Per questo motivo le scene nella gjitonia sembravano ferme, istanti gravidi di secoli, fotogrammi dove le immagini erano impastate di tempo, eternità. Il mondo era lì, il passato era lì: l’ordine immutabile, non c’erano alternative a quell’equilibrio, a quel cerchio, tutto ritornava da madre in figlia. Le anziane che morivano cedevano solamente il loro posto ad un’altra, non c’era spazio per la morte e la paura: era “naturale” morire e invecchiare. Nulla si poteva e si doveva fare per arrestare quel ciclo.
C’era serenità nella povertà, cultura nell’analfabetismo, orgoglio nella miseria.
Io posso considerarmi una testimone fortunata che ha avuto il privilegio di vedere brandelli di quel mondo ora scomparso per sempre, quelle scene che non ritorneranno mai più, perché è scomparsa quella umanità.
L’incontro con mio nonno e i suoi amici, i vicini di casa del Pllaso mi hanno fatto respirare l’oriente.
Ora ritornando con mio padre durante le feste e le processioni a San Basile, vedo che le gjitonie sono vuote, le porte sono chiuse e così le finestre e i balconi. Anche se rallento il passo e la voglia di sedermi in quel cerchio magico ha il sopravvento su di me, devo accontentarmi di pochi e sbiaditi ricordi.
In un batter di ciglia, così devo considerare la mia vita, è sparita una civiltà, un modo di vivere.
Vivere era una manifestazione della comunità, non una prerogativa dei singoli: nascere, battezzarsi, sposarsi, morire non erano fatti privati ma collettivi. Si sentiva il calore della comunità sul collo e il sacro era a portata di mano, le donne nel cerchio dialogavano davanti al grano che poi diventava il pane non solo eucaristico.
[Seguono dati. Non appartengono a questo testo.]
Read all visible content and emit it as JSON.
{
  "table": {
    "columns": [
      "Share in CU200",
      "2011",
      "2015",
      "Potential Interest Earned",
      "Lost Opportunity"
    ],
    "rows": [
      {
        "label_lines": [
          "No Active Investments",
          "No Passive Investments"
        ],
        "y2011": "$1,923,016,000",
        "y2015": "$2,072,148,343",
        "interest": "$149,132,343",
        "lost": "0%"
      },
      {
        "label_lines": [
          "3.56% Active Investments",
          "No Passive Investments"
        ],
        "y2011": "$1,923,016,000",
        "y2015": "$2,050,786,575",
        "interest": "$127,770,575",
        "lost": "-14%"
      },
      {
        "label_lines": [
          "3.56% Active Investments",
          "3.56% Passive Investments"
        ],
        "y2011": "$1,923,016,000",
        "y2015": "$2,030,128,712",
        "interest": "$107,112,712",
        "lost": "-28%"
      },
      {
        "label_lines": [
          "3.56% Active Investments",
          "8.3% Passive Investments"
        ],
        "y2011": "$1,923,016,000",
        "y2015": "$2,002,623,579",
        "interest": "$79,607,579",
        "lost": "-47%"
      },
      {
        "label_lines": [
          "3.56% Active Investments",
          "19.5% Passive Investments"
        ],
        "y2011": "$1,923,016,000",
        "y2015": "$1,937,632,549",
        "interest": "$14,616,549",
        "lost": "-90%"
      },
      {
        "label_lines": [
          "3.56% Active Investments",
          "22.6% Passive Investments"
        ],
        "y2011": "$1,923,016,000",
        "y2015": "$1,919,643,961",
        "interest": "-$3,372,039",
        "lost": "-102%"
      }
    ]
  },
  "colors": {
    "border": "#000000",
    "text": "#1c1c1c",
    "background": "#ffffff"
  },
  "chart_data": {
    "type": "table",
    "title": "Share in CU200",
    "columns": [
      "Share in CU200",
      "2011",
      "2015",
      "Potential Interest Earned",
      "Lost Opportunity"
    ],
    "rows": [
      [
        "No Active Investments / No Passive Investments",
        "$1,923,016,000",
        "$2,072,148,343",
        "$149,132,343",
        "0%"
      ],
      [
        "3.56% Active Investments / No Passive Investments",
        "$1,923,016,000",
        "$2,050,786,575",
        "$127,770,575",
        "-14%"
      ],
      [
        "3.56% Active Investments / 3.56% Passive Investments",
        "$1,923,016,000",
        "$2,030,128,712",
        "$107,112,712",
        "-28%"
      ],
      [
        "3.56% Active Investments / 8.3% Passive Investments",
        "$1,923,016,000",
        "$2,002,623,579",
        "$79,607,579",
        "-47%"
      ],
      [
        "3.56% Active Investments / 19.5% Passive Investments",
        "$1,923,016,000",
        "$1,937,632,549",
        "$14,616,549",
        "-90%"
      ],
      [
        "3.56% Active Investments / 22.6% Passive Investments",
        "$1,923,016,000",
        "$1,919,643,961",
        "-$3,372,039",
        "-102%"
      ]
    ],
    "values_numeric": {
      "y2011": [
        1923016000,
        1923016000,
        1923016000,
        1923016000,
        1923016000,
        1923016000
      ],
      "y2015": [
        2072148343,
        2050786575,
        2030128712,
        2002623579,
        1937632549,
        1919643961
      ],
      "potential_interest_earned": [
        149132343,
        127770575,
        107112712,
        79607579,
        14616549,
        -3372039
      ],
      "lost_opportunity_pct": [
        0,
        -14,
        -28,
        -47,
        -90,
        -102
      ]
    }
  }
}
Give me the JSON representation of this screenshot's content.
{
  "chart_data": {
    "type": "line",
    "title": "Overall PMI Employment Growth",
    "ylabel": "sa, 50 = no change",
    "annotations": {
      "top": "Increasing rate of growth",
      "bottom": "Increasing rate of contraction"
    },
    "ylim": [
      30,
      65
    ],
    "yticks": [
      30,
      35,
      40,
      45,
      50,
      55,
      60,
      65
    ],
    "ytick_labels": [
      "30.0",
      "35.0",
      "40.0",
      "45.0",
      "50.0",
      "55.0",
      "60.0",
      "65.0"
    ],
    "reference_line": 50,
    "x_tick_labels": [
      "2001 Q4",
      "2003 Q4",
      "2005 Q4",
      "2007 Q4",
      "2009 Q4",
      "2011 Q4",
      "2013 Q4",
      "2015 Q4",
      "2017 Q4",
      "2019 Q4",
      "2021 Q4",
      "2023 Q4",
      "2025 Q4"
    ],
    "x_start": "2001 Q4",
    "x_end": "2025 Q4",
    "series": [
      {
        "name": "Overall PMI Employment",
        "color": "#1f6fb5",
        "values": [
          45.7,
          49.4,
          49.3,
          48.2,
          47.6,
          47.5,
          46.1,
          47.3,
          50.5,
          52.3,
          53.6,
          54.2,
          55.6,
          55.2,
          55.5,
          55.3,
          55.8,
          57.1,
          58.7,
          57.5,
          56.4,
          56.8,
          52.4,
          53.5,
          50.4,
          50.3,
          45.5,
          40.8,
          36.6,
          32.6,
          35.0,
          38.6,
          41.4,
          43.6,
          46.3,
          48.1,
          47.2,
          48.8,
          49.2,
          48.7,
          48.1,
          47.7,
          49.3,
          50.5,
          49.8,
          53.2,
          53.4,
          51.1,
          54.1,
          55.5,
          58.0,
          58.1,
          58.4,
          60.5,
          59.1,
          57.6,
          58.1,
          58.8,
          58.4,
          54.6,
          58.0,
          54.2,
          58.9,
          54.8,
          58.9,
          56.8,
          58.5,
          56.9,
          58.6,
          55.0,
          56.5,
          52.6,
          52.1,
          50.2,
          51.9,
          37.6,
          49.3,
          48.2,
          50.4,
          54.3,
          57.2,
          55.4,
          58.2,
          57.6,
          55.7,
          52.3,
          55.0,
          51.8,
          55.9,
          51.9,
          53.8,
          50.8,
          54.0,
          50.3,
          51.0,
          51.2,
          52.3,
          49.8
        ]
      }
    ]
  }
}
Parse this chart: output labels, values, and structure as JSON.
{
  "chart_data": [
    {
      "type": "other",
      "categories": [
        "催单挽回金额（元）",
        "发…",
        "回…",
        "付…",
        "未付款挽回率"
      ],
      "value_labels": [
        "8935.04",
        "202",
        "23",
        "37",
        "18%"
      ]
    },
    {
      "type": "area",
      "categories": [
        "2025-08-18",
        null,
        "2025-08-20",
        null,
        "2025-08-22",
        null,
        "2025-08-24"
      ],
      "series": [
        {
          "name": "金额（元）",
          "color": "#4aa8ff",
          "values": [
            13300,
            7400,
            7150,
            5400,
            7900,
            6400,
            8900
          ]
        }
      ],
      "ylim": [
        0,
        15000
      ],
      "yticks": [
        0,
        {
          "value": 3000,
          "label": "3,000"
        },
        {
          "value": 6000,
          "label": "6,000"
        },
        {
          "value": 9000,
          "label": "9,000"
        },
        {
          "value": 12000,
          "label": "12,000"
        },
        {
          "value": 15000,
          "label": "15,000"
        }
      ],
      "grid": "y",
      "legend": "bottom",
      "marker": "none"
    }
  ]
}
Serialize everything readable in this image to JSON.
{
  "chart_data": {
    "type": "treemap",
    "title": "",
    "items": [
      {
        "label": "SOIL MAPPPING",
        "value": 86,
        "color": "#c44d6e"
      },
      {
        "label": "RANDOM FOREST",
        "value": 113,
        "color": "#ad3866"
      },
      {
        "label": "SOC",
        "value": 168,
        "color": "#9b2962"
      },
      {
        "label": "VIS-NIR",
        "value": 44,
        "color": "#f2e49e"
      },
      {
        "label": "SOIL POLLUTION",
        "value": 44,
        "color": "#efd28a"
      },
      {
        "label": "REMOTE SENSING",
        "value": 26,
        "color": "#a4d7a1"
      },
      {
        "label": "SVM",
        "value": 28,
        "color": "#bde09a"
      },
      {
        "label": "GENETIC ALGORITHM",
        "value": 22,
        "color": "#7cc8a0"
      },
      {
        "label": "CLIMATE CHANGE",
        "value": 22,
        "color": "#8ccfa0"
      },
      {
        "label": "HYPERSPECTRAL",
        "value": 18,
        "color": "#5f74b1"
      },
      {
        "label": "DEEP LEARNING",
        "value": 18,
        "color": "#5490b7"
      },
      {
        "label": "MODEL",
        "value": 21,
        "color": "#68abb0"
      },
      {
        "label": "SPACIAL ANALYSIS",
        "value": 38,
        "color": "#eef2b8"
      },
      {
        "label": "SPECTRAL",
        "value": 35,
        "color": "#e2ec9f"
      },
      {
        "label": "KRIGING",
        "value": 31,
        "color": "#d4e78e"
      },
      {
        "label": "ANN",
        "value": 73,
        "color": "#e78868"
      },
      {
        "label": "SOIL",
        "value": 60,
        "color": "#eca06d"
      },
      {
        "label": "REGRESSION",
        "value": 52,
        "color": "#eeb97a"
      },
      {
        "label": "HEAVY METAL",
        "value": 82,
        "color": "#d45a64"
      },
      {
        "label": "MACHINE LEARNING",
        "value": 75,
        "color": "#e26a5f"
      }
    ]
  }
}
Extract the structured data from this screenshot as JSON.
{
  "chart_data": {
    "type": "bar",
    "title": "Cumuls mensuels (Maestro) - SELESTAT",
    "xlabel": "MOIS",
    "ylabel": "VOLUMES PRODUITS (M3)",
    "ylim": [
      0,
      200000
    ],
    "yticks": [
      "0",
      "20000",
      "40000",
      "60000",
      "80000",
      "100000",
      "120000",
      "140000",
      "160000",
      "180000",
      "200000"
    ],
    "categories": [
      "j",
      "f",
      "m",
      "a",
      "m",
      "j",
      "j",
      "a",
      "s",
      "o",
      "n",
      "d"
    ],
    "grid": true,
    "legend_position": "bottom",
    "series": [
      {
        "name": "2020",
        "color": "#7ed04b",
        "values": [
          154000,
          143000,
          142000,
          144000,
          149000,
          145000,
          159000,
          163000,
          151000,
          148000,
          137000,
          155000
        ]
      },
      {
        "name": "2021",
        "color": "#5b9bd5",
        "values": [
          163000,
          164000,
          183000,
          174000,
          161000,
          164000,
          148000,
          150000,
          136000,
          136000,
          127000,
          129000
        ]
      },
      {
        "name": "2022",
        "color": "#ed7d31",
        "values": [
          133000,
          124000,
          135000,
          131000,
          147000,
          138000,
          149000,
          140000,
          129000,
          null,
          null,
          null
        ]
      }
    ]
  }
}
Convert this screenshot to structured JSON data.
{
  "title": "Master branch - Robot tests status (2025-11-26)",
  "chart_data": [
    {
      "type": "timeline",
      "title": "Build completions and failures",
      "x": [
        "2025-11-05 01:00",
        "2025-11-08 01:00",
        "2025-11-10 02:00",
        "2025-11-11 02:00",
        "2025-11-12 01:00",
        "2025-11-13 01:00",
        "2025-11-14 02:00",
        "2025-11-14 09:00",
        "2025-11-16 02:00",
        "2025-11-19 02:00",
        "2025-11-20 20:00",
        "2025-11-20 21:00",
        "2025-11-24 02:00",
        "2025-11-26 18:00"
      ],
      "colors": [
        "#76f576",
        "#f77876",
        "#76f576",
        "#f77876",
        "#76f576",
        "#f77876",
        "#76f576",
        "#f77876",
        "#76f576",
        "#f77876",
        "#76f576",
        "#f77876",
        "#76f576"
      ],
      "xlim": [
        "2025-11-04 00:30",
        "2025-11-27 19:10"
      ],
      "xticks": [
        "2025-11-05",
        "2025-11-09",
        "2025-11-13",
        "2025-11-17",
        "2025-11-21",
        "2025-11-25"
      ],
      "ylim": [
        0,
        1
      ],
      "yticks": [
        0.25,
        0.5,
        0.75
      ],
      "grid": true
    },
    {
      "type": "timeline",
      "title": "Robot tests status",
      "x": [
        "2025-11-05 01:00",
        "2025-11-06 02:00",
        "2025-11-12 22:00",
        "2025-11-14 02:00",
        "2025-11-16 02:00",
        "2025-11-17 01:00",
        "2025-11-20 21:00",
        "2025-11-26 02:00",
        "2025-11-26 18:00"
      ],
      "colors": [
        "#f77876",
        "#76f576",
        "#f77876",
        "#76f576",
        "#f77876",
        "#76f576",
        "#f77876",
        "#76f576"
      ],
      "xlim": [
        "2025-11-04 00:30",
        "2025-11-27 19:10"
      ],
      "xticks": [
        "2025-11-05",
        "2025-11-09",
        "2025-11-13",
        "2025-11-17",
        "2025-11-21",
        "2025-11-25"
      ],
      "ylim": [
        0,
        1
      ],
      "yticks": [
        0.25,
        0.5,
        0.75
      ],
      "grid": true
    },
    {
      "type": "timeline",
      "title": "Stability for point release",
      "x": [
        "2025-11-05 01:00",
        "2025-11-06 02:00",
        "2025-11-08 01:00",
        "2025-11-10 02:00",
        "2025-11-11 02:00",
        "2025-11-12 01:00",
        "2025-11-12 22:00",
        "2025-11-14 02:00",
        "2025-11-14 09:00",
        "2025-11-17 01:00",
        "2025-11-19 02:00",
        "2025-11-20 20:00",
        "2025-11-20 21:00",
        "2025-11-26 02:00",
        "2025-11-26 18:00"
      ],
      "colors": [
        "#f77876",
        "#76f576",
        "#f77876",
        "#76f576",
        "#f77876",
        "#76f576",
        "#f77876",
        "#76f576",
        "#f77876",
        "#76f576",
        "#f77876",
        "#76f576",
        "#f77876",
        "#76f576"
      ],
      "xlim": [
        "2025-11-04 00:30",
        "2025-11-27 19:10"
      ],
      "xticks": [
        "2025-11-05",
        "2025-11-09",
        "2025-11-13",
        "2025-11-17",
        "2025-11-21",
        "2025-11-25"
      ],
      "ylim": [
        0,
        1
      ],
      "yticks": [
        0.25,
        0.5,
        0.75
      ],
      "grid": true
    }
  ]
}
E questo senso di sacro io l’avverto ancora, il passo cerca di afferrare il ricordo attraverso la lentezza. Il silenzio, l’aria tiepida del Mediterraneo, la primavera, le case vuote che sembrano chiese, piccole ed umili, più umane nella loro semplicità ora mi amplificano il ricordo, popolano di umanità quel percorso.
Ma cosa è rimasto di quel mondo… squilla il telefonino, ecco un nuovo messaggio per me, è Roberta: Dv 6? Ke fai? Ftt sentire…è tt il giorno ke t cerco tvb.
Di quel mondo resta la voglia di stare insieme, di parlare, … senza fretta, di ascoltare. Porsi in ascolto e fare comunità è lì che albergano la divinità e il sacro: basta volerlo.